Sadly all the press articles in the world will make little difference. The government do not base their decisions on sound scientific evidence or logical reasoning - look at the furore around Cannibis being reclassified and the shambles around the government's own advisory panel on drugs. The committee gives their advice, the government decides to do their own thing anyway. Because of all the media attention meow meow is getting, it'll be banned just like every other drug. However, the chemical structure of drone is altered easily to produce the same effects. What I suspect we'll see now is more of these "designer drugs", engineered to get round the current legislation with the government playing catch up. It is a battle the establishment will always lose as they're too slow to keep up....
The government want government sanctioned drugs only. Ones that have a temporary effect, and will kill you only over a very very long period of time - long enough to make a 'killing' from you. Any drug that doesnt keep the tills and tax coffers ringing, will be banned.
they could tax drone though? the Telegraph article talks a lot of sense (never thought I would type those words) and I agree that kids shouldn't be able to buy it obviously. It should be regulated and sold by licensed and controlled sellers like alcohol and tobacco is.

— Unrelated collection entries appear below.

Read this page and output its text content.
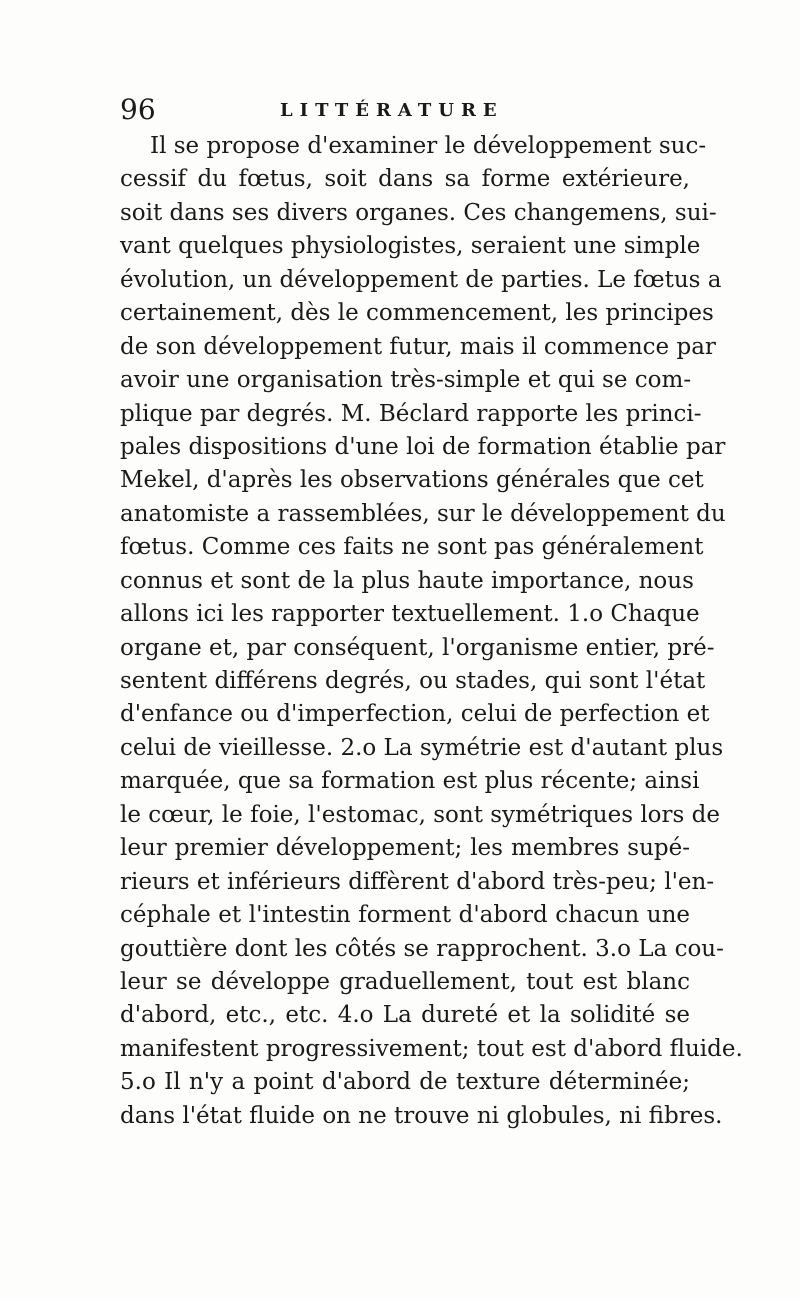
96	LITTÉRATURE
Il se propose d'examiner le développement suc-
cessif du fœtus, soit dans sa forme extérieure,
soit dans ses divers organes. Ces changemens, sui-
vant quelques physiologistes, seraient une simple
évolution, un développement de parties. Le fœtus a
certainement, dès le commencement, les principes
de son développement futur, mais il commence par
avoir une organisation très-simple et qui se com-
plique par degrés. M. Béclard rapporte les princi-
pales dispositions d'une loi de formation établie par
Mekel, d'après les observations générales que cet
anatomiste a rassemblées, sur le développement du
fœtus. Comme ces faits ne sont pas généralement
connus et sont de la plus haute importance, nous
allons ici les rapporter textuellement. 1.o Chaque
organe et, par conséquent, l'organisme entier, pré-
sentent différens degrés, ou stades, qui sont l'état
d'enfance ou d'imperfection, celui de perfection et
celui de vieillesse. 2.o La symétrie est d'autant plus
marquée, que sa formation est plus récente; ainsi
le cœur, le foie, l'estomac, sont symétriques lors de
leur premier développement; les membres supé-
rieurs et inférieurs diffèrent d'abord très-peu; l'en-
céphale et l'intestin forment d'abord chacun une
gouttière dont les côtés se rapprochent. 3.o La cou-
leur se développe graduellement, tout est blanc
d'abord, etc., etc. 4.o La dureté et la solidité se
manifestent progressivement; tout est d'abord fluide.
5.o Il n'y a point d'abord de texture déterminée;
dans l'état fluide on ne trouve ni globules, ni fibres.
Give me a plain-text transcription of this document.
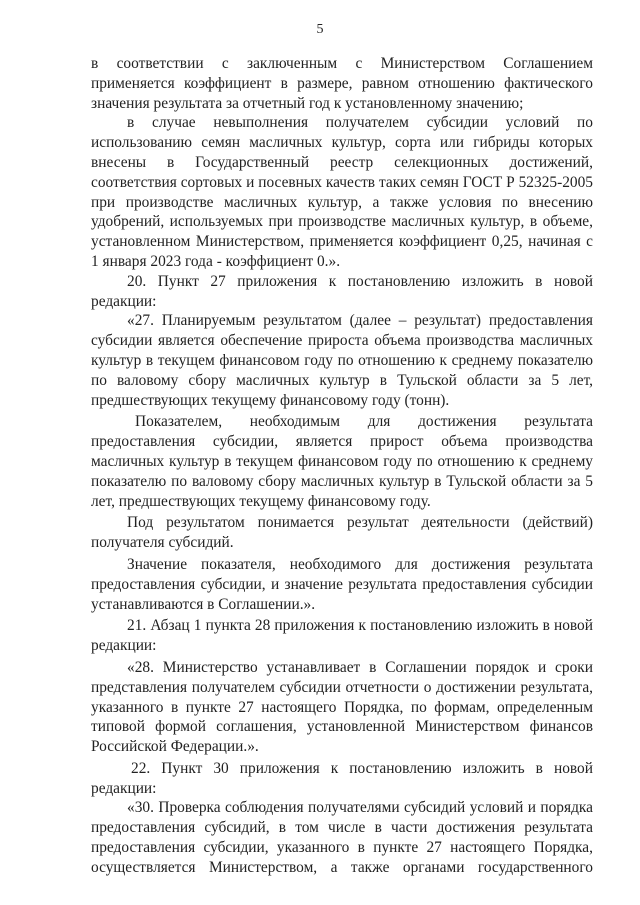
5

в соответствии с заключенным с Министерством Соглашением применяется коэффициент в размере, равном отношению фактического значения результата за отчетный год к установленному значению;

в случае невыполнения получателем субсидии условий по использованию семян масличных культур, сорта или гибриды которых внесены в Государственный реестр селекционных достижений, соответствия сортовых и посевных качеств таких семян ГОСТ Р 52325-2005 при производстве масличных культур, а также условия по внесению удобрений, используемых при производстве масличных культур, в объеме, установленном Министерством, применяется коэффициент 0,25, начиная с 1 января 2023 года - коэффициент 0.».

20. Пункт 27 приложения к постановлению изложить в новой редакции:

«27. Планируемым результатом (далее – результат) предоставления субсидии является обеспечение прироста объема производства масличных культур в текущем финансовом году по отношению к среднему показателю по валовому сбору масличных культур в Тульской области за 5 лет, предшествующих текущему финансовому году (тонн).

Показателем, необходимым для достижения результата предоставления субсидии, является прирост объема производства масличных культур в текущем финансовом году по отношению к среднему показателю по валовому сбору масличных культур в Тульской области за 5 лет, предшествующих текущему финансовому году.

Под результатом понимается результат деятельности (действий) получателя субсидий.

Значение показателя, необходимого для достижения результата предоставления субсидии, и значение результата предоставления субсидии устанавливаются в Соглашении.».

21. Абзац 1 пункта 28 приложения к постановлению изложить в новой редакции:

«28. Министерство устанавливает в Соглашении порядок и сроки представления получателем субсидии отчетности о достижении результата, указанного в пункте 27 настоящего Порядка, по формам, определенным типовой формой соглашения, установленной Министерством финансов Российской Федерации.».

22. Пункт 30 приложения к постановлению изложить в новой редакции:

«30. Проверка соблюдения получателями субсидий условий и порядка предоставления субсидий, в том числе в части достижения результата предоставления субсидии, указанного в пункте 27 настоящего Порядка, осуществляется Министерством, а также органами государственного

People should be told the true facts about it and then make up their own minds. However when it says "drugs are anti-social and psychologically and physically degrading at best" this is simply not the case with ecstasy. I would argue it is a very social drug. Much more so than the legal ones. If ecstasy were available legally nobody would even look at drone. I heard that the government are looking to bring in a change to the law that would automatically ban any substance that could be classed as a substitute for illegals, as they do in the US. It's not true that there is a limitless supply of ecstasy or coke substitutes easily made by tinkering with the molecules. Each time you change it you change what it does and it's reactions with the brain are very complex and not easily replicated
I don't think Drone should be 'regulated and sold by controlled sellers' at all. Drone needs to be banned, and if anything, E made legal. It's kind of what you said above, but I don't agree with the drone part.
Its defo goin to get banned!! theres no question about it, all the horror stories in the papers and stuff! theres no way they will keep it Legal.. the public would kick off big time
drone will be banned and nothing else will be made legal. We all know that. I just wondered if people thought that was the best thing to do?